Elle craint que les secondes supplémentaires qu’il lui faut pour enfiler l’équipement de protection individuelle (ÉPI) que la pandémie exige ne coûtent un jour la vie à un de ses patients.
Avant la COVID, lorsqu’un code d’urgence réclamait le personnel dans la salle d’attente de l’hôpital communautaire Grey Nuns où elle est infirmière clinicienne enseignante, Jean Harsch sortait en courant de son bureau pour aller retrouver l’équipe de réanimation.
L’appel signifie qu’une personne s’est évanouie, a cessé de respirer ou que son cœur s’est arrêté.
Maintenant, lorsque Jean Harsch entend le code, elle se prépare.
Elle s’arrête pour enfiler sa tenue de protection : blouse, lunettes et gants.

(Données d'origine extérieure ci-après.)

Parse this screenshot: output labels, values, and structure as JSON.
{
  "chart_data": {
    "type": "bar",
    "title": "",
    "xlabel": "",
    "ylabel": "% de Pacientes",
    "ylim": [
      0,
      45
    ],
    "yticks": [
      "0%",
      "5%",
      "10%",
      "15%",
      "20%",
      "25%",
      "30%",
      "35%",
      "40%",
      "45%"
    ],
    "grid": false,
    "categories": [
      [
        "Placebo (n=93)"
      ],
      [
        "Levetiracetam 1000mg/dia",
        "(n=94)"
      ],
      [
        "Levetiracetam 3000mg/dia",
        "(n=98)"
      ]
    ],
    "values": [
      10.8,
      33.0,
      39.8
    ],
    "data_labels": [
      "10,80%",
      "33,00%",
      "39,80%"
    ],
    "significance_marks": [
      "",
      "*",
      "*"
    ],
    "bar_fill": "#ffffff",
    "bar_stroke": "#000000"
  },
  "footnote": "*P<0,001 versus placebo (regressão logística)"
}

Depuis le début de la pandémie, le personnel infirmier et les médecins peuvent entreprendre les compressions thoraciques, mais pas la respiration de sauvetage. Ils ne peuvent désormais plus grimper sur une civière pour commencer la respiration, qui les exposerait à une contamination potentielle par les gouttelettes du patient.
Ils doivent maintenant interrompre les compressions et la respiration pendant qu’ils transfèrent le patient sur une civière pour l’emmener à la hâte dans une chambre avec quatre murs et une porte. La réanimation cardio‑respiratoire (RCR) est reprise dès que chaque intervenant présent a son masque N95 en place.
Parce que le coronavirus du syndrome respiratoire aigu sévère 2 (SRAS‑Co‑V‑2) peut être transmissible par l’air, le fait de commencer la RCR sans être dans un espace sûr ou sans équipement de protection complet met tout le monde en péril, explique Jean Harsch, présidente sortante de l’Association nationale des infirmières et infirmiers d’urgence (ANIIU).
Une situation qui cloche
Elle soutient de tout cœur le protocole de la COVID‑19. Mais elle ne le ressent pas comme dans l’ordre des choses.
« C’est brutal de voir une personne dans le besoin allongée sur le sol et de savoir qu’on ne peut pas la toucher avant d’avoir revêtu l’ÉPI au complet », déclare Jean Harsch, qui travaille comme infirmière urgentiste à l’hôpital communautaire depuis 13 ans.
« C’est un changement de culture complet pour nous tous. »
Jean Harsch croit qu’elle et ses collègues agissent assez vite pour que ces retards ne mettent pas de vies en danger.
Pourtant, elle s’inquiète que ses patients ou leurs proches craignent d’obtenir des soins trop tard.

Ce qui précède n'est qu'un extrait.